В московской гостинице его ждала делегация родного московского Карачаровского завода с просьбой выступить перед рабочими в минуты пересменок — очень хотели люди, работавшие по 10–12 и больше часов, послушать одного из тех героев, для кого они и ковали оружие победы.

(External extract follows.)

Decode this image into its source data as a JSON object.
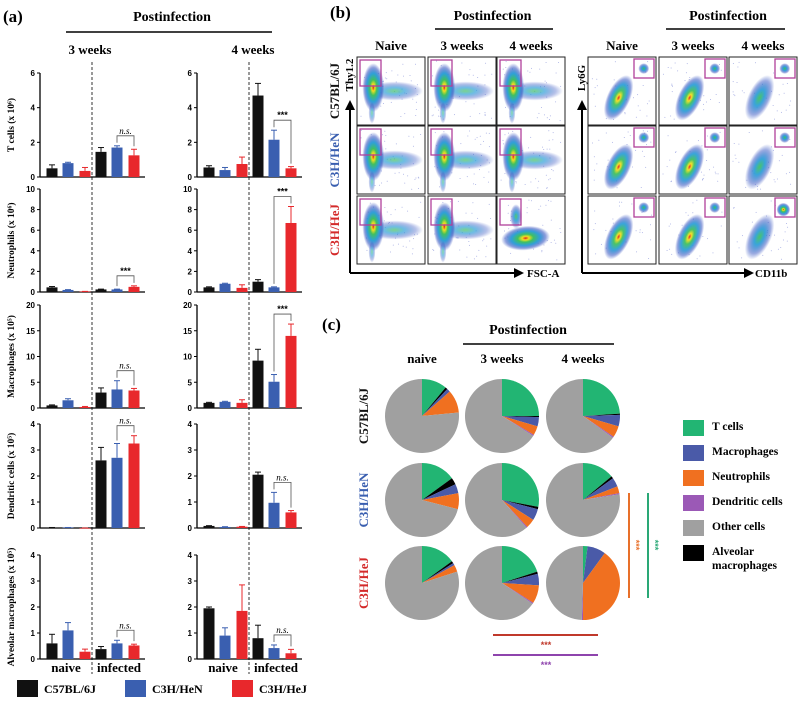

…Совсем недавно еще, а точнее три года назад, он был для них просто электромонтером цеха Алешкой, бесстрашно колдовавшем с электроаппаратурой. В Ухтомском аэроклубе под Москвой, взмыв на учебном У-2 на первую тысячу метров, ахнул от восхищения: вот она сверху какая, Москва-река — голубая ленточка в зеленых берегах с бесчисленными, игрушечными деревушками по берегам. И шарахнулся от его рокочущей машины сокол — теперь собрат ему, крылатому.
Вскоре выступил в их клубе прославленный в боях за республиканскую Испанию Герой Советского Союза Иван Лакеев… Уверенный в себе богатырь с орлиным взглядом признался питомцам аэроклуба, что по боям в Пиренеях понял: фашизм непременно пойдет на СССР расширять «жизненное пространство» и откормить за счет России свой народ, сидящий после Первой мировой на карточках и эрзац-продуктах.
Тогда Алексей Хлобыстов и отправился в райвоенкомат: будете, мол, призывать в армию — направьте в школу военных летчиков.
Летчиком его сделала знаменитая «Кача» — летное училище на речушке Каче, близ Севастополя, — кузница первых русских авиаторов.
Алексей описывал сестре в Москву полеты над своенравным Черным морем… Послал свою фотографию в шикарной летной парадной форме — белый китель с золочеными пуговицами, белая фуражка с «крабом».
Дуся ответила: «Получила твое фото. Загорелый, красивый. Не забудь на свадьбу пригласить!»